Later the paintings were stored in the basement of St. Michael's and All Angels Church in London and over time they were forgotten.

"This is a collection of lost Zimbabwean artworks from the 1940s from an Anglican Mission School in Cyrene, called the Cyrene Mission School," says Lisa Masterson, curator and director of art exhibition.

"It was opened and started by a visionary art teacher called Canon Ned Patterson. It is basically the first school in Zimbabwe (then colonial Rhodesia) to offer art as a compulsory subject to young Black students in the 1940s and Ned Patterson was a true believer that art could unite people. And that no matter what people saw in an artwork, it didn't matter what colour you were, or where you came from or what tribe you were from, art was a unifying factor."

The artworks were rediscovered by a Zimbabwean who recognised the name Cyrene on the boxes when the church was being deconsecrated, according to a press release by the organizers of the exhibition.

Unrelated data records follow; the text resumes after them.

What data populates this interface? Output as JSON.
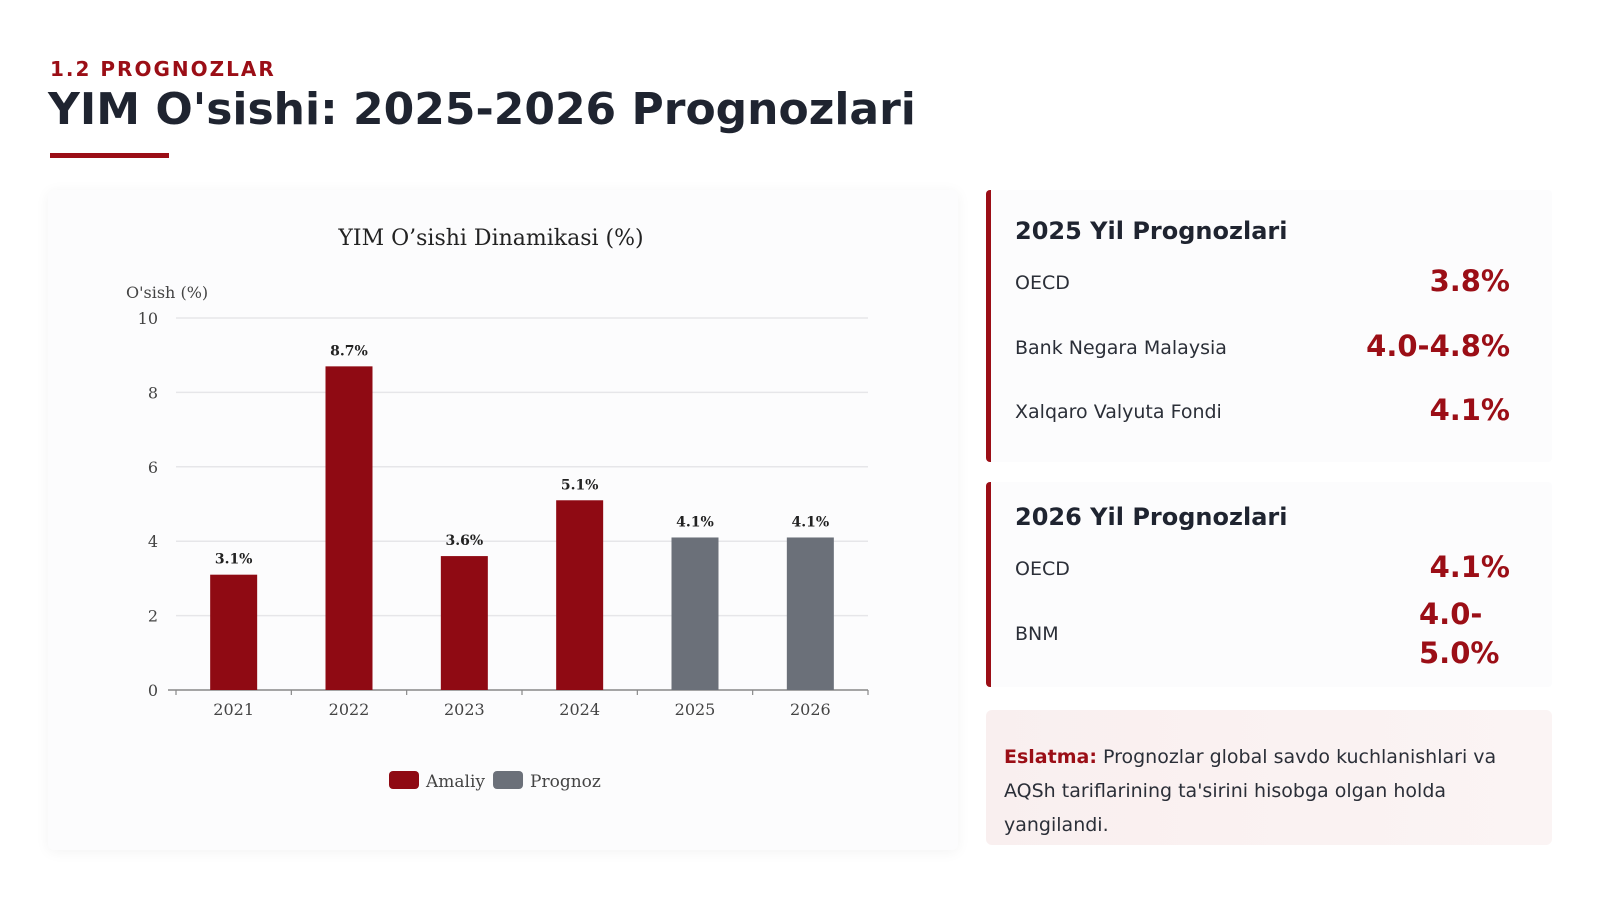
{
  "header": {
    "eyebrow": "1.2 PROGNOZLAR",
    "title": "YIM O'sishi: 2025-2026 Prognozlari"
  },
  "colors": {
    "accent": "#9b0e16",
    "actual": "#8f0a13",
    "forecast": "#6b7079"
  },
  "chart_data": {
    "type": "bar",
    "title": "YIM O’sishi Dinamikasi (%)",
    "ylabel": "O'sish (%)",
    "xlabel": "",
    "ylim": [
      0,
      10
    ],
    "yticks": [
      0,
      2,
      4,
      6,
      8,
      10
    ],
    "grid": true,
    "categories": [
      "2021",
      "2022",
      "2023",
      "2024",
      "2025",
      "2026"
    ],
    "series": [
      {
        "name": "Amaliy",
        "values": [
          3.1,
          8.7,
          3.6,
          5.1,
          null,
          null
        ],
        "labels": [
          "3.1%",
          "8.7%",
          "3.6%",
          "5.1%",
          "",
          ""
        ]
      },
      {
        "name": "Prognoz",
        "values": [
          null,
          null,
          null,
          null,
          4.1,
          4.1
        ],
        "labels": [
          "",
          "",
          "",
          "",
          "4.1%",
          "4.1%"
        ]
      }
    ],
    "legend": "bottom"
  },
  "forecast_2025": {
    "title": "2025 Yil Prognozlari",
    "rows": [
      {
        "label": "OECD",
        "value": "3.8%"
      },
      {
        "label": "Bank Negara Malaysia",
        "value": "4.0-4.8%"
      },
      {
        "label": "Xalqaro Valyuta Fondi",
        "value": "4.1%"
      }
    ]
  },
  "forecast_2026": {
    "title": "2026 Yil Prognozlari",
    "rows": [
      {
        "label": "OECD",
        "value": "4.1%"
      },
      {
        "label": "BNM",
        "value": "4.0-5.0%"
      }
    ]
  },
  "note": {
    "label": "Eslatma:",
    "text": "Prognozlar global savdo kuchlanishlari va AQSh tariflarining ta'sirini hisobga olgan holda yangilandi."
  }
}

He brought the paintings to the attention of others who realized they'd stumbled across a treasure trove of art.

"The Stars are Bright" exhibition has returned the paintings to the country, where many Zimbabweans will see them for the first time.

Photographs of some of the artists as young boys are displayed alongside the paintings.

"It's a completion of my history as a Damasane to know the stories that my grandfather would tell through painting, through his artworks," says Nomashekawazi Damasane, granddaughter of one of the artists.

"It's also very important for me as an artist, as a creative, to know that our artwork is coming back home, because it allows for people to know that it did not just start now. People started doing art way back. So it's really important and I'm very pleased and grateful that this artwork is coming back where it belongs, to the people that it belongs to, and us the third and fourth generation of these amazing artists can actually see what our forefathers did before we were born.''

Many students from Cyrene school went on to become artists, teachers and professionals, despite the restrictions of white-minority-ruled Rhodesia.

In 2020, "The Stars Are Bright" exhibition showcased the works at the Theatre Courtyard Gallery in London.

Now, the full exhibit has come back home to acclaim.

Coming amid growing calls for the repatriation of African art to the continent, some say the Cyrene paintings should return to Zimbabwe permanently.

The organisers say they are negotiating with the Curtain Foundation, owners of the collection, for the permanent repatriation of the works.

The exhibition will be on until late October.